How to fold a ride into a Cusco trip
A morning ruins ride works best on your second or third day in Cusco, once you have a day of acclimatisation behind you — see the acclimatisation plan for pacing your first 48 hours. It slots neatly alongside the city’s other above-town options and is gentler on the lungs than the Rainbow Mountain day trip, which means it makes a good “active but not brutal” day for travellers still adjusting.
For a fuller picture of what else fills a Cusco week, the best day trips from Cusco guide ranks the ride against the heavier hitters like Humantay Lake and the Ausangate lakes. And if the archaeology is your priority, read the Cusco archaeological sites guide and walk the ruins on foot — a horse gets you the views, not the stonework up close.
Half-day vs full-day: which to book
Most operators sell a half-day product (transfer up, two to three hours in the saddle, back by lunch), and that is the right length for the great majority of riders. The ruins above town and the shorter Sacred Valley loops fit comfortably into a morning, and a morning is about as long as most non-riders want to spend on a horse before the novelty turns to saddle-soreness.
A full day exists — typically the extended ruins route past the Temple of the Moon and the Devil’s Balcony, or a Sacred Valley ride combined with a visit to a hacienda — but it is a lot of saddle time for a body that may also be adjusting to altitude. Unless you ride regularly at home, the half-day leaves you wanting a little more rather than aching for a week, which is the better outcome on a trip with other walking-heavy days ahead. Save your legs for the Rainbow Mountain and Machu Picchu days that are likely on the same itinerary.

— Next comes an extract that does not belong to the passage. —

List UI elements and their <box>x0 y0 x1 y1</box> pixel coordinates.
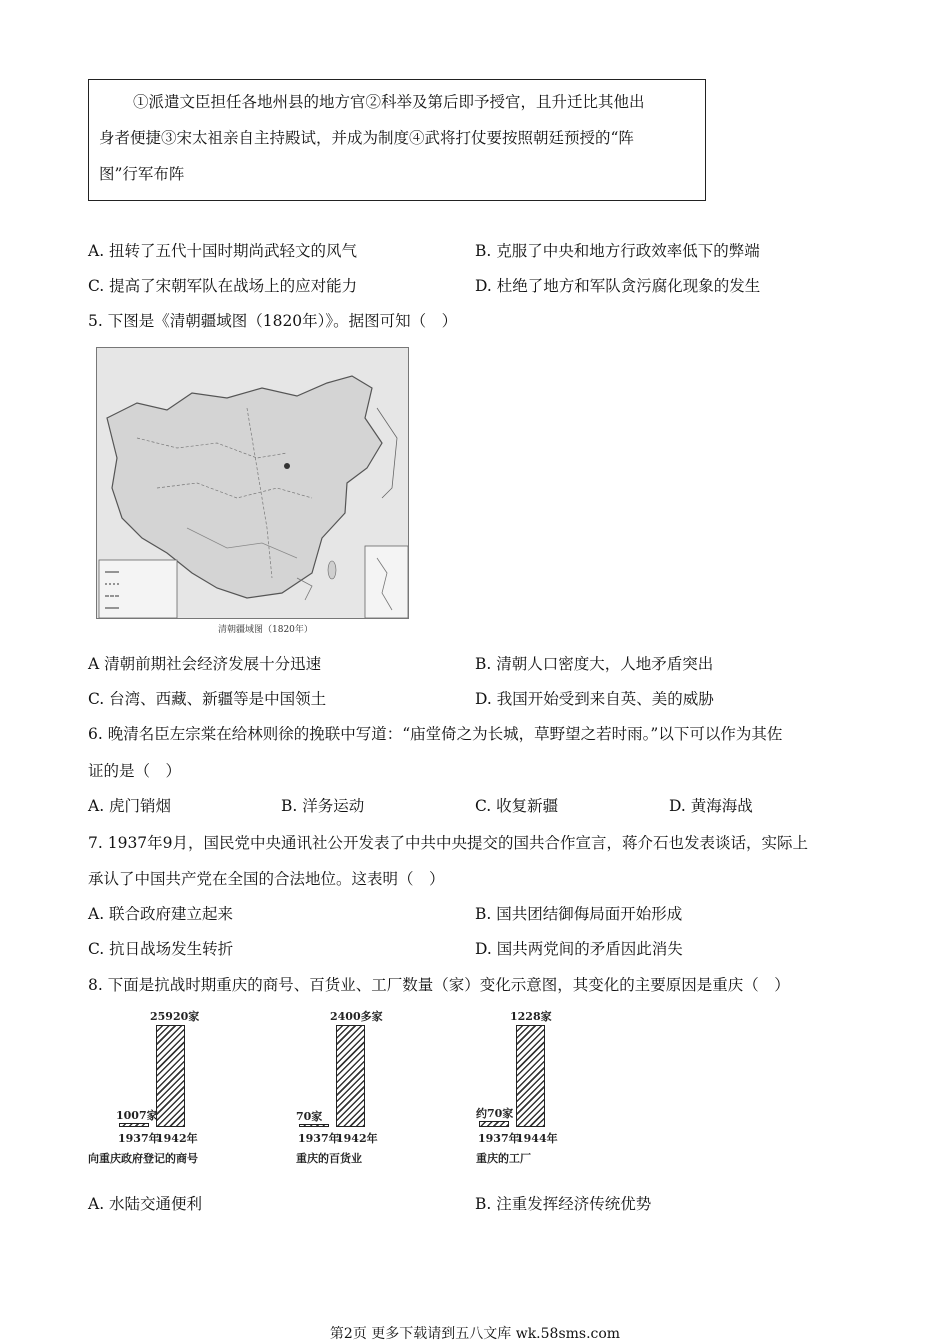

One genuine advantage of a horse worth flagging: for travellers who find walking at altitude a struggle but still want to reach the upper ruins and the open puna, a guided ride is a far gentler way to cover the ground than hiking it. The horse does the climbing; you breathe a little easier than you would on foot. That makes it a quietly good option for older travellers or anyone whose lungs are still catching up with the elevation.
Where the stables actually are
You will not generally find the better stables in central Cusco. They cluster at the edges and up at the trailheads:
- Above the city, near Sacsayhuamán, the Cristo Blanco, and along the road toward Tambomachay — the start point for the ruins rides.
- In the Sacred Valley, around Urubamba, Maras, and toward Maras and Moray — for the lower, warmer valley rides.
Book through a reputable operator or your hotel rather than rocking up at a trailhead and taking the first offer; the curbside horses at Sacsayhuamán are precisely the ones with the welfare problems described above. A booked ride means a known stable, a named guide, transport sorted, and a horse that has not been standing saddled in the sun all day waiting for a walk-up customer.
Practical kit and tips
- Wear long trousers. Shorts and bare calves rub raw against the saddle and stirrup leathers within an hour.
- Closed shoes with a small heel stop your foot sliding through the stirrup. Hiking boots are fine.
- Sun is fierce at altitude. A brimmed hat under (not instead of) the helmet, plus high-factor sunscreen and sunglasses.
- Layers. Mornings above Cusco are cold; midday is warm. A packable shell handles the squally afternoons.
- Don’t ride hungover or on day one. The combination of alcohol, altitude, and a horse is a poor one.
- Tip the guide and groom S/10–20 if the ride was good — wages in this trade are low.